針を使った一風変わった作品 四国霊場のご本尊を描く男性が仏の絵に込めた思いとは…【徳島】
■ギャラリーには八十八か所全てのご本尊が…
景勝地「午尾の滝」のふもとに広がる阿南市深瀬町。
この町にある一軒の民家に1月、新たなギャラリーが誕生しました。
展示されているのは輪切りの木。
そこには四国八十八か所のご本尊が描かれています。
よく見てみると…。
線に見えていたものは全て黒い点。無数の点で仏が描かれています。
ギャラリーには八十八か所、全てのご本尊が並んでいます。
作者はこの家で生まれ育った佐竹弘さん76歳。
(佐竹弘さん(76))
「最初は線を入れたり色々したが、針で突いた一点にしようと。針で描いたら細かいところ柔らかいところから硬いところまで表現できる」
描き方は佐竹さんオリジナルの「針描画」という方法です。
カーボン紙に転写した仏の絵を針で突き、なぞっていきます。
すると、カーボンインクが木に刻まれ、仏が浮かび上がります。
(針描画家 佐竹弘さん(76))
「1枚ですか、1枚はだいたい(完成に)2日ぐらいですね」
拡大鏡をかけ、1日5時間は机に向かいます。
(針描画家 佐竹弘さん(76))
「長い事使うと溶けてくる汗で。
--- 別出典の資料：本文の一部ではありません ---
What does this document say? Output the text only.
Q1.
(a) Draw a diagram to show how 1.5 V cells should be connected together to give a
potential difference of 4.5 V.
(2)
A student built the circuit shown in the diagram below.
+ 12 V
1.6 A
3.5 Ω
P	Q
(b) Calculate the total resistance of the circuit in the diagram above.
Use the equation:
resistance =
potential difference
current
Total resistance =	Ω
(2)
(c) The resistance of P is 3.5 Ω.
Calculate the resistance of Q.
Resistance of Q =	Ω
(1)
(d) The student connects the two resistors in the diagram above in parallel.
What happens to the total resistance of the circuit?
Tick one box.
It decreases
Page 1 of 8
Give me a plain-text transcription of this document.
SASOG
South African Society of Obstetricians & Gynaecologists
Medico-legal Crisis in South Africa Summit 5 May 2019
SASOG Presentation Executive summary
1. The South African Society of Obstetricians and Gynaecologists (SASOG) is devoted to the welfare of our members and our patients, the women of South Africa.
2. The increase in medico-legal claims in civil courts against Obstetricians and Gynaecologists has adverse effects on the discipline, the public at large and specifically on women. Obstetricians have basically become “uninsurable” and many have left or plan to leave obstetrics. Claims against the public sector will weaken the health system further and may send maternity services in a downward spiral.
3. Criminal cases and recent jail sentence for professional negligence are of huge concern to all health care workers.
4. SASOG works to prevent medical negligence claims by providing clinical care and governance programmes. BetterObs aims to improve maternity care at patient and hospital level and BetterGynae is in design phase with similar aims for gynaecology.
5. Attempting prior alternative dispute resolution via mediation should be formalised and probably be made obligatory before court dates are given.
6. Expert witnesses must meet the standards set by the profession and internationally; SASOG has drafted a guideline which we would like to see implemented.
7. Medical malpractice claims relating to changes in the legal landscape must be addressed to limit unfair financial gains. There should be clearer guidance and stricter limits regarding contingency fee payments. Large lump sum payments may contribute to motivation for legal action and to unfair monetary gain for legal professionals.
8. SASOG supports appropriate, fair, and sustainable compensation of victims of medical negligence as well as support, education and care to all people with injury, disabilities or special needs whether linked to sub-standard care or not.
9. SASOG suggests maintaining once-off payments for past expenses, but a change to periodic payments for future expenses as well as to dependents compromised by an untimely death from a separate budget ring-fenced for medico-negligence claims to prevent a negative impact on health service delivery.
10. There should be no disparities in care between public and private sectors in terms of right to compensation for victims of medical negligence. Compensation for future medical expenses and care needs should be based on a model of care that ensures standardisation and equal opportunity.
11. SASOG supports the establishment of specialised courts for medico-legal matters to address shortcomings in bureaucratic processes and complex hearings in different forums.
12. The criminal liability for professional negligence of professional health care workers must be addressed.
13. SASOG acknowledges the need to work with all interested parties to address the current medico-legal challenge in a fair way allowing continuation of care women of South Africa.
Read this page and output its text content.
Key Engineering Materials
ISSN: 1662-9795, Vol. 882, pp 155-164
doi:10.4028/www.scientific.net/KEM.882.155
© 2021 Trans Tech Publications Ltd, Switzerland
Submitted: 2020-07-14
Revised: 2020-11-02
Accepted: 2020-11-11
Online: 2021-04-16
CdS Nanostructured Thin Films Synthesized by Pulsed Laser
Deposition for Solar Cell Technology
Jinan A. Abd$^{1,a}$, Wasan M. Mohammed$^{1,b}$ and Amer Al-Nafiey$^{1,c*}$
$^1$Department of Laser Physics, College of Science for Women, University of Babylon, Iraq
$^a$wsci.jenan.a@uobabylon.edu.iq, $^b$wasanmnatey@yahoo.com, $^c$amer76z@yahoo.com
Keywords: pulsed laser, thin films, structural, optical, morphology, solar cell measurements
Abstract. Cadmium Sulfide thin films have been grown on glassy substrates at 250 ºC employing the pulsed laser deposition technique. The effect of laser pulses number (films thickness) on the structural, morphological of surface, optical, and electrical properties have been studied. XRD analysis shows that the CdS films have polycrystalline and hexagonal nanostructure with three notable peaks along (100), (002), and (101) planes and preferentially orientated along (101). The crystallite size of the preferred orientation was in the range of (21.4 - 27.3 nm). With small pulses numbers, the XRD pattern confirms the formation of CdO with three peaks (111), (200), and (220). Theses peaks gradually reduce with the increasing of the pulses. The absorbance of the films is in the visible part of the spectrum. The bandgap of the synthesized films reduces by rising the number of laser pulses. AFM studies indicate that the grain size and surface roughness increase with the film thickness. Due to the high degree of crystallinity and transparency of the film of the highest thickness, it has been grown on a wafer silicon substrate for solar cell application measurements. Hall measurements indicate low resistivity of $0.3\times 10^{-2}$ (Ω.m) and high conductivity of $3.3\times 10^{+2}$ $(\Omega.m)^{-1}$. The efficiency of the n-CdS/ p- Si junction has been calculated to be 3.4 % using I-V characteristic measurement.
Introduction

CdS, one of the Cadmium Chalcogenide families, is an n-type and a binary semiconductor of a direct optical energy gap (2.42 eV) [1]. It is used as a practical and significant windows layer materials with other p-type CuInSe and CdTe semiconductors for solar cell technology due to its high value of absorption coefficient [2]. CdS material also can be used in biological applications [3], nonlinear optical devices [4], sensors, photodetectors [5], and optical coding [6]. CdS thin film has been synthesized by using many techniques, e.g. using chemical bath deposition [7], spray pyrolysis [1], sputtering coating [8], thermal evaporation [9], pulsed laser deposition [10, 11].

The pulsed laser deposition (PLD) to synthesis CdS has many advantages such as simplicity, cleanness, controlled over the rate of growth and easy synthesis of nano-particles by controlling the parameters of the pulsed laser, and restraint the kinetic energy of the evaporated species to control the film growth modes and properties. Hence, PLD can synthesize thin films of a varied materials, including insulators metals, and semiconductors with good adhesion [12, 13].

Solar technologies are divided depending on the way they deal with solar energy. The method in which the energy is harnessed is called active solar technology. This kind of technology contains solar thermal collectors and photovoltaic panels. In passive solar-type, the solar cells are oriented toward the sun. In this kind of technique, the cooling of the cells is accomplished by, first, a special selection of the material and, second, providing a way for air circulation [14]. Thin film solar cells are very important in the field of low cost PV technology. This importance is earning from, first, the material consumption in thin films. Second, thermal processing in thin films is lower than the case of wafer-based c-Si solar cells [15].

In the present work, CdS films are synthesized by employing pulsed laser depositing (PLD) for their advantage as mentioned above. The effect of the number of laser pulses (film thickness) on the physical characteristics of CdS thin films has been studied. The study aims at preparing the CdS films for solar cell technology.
打てない。肉眼では」
気の遠くなるような作業。そうまでして針を使って仏を描く理由とは。
■佐竹さんが仏を描く理由とは
(針描画家 佐竹弘さん(76))
「いつもうちの家内が針を持っていたなと思って。いろいろ思い出します。あまり良い事は思い出しませんね。辛い事ばかり」
7年前、佐竹さんは40年以上連れ添った最愛の妻を亡くしました。
1年ほどは何も手につかず、悲しみに暮れていたそうです。
ある時、ふと、妻が愛用していた裁縫の針を使って在りし日の妻を描いたことが、全ての始まりでした。
佐竹さんはこれまで四国霊場を4回巡礼しました。
妻の供養のため、各霊場のご本尊を描き始め全て描き上げるのに6年かかりました。
(針描画家 佐竹弘さん(76))
「最後まで続いたのは家内に対する想いがあった供養もあったし、人への想いがなかったらこれはできないここまではしなかった」
木材も針も偶然身近にあったものです。
妻との死別を機に新たな生きがいと出会いました。
(針描画家 佐竹弘さん(76))
「人に想いが伝わるような作品。(今後は)自分で考えた構図で作品作りしていきたい。家内が遊びよって言ってくれた贈り物。描画しながら長生きしいよ」
針描画家、佐竹さん。きょうも静かに仏とそして己と向き合います。
■佐竹さんのギャラリー「四国霊場描画屋」は土曜日と日曜日に開かれる。3月3日は加茂谷地区でイベントも開かれ、ギャラリーでは針描画のワークショップも。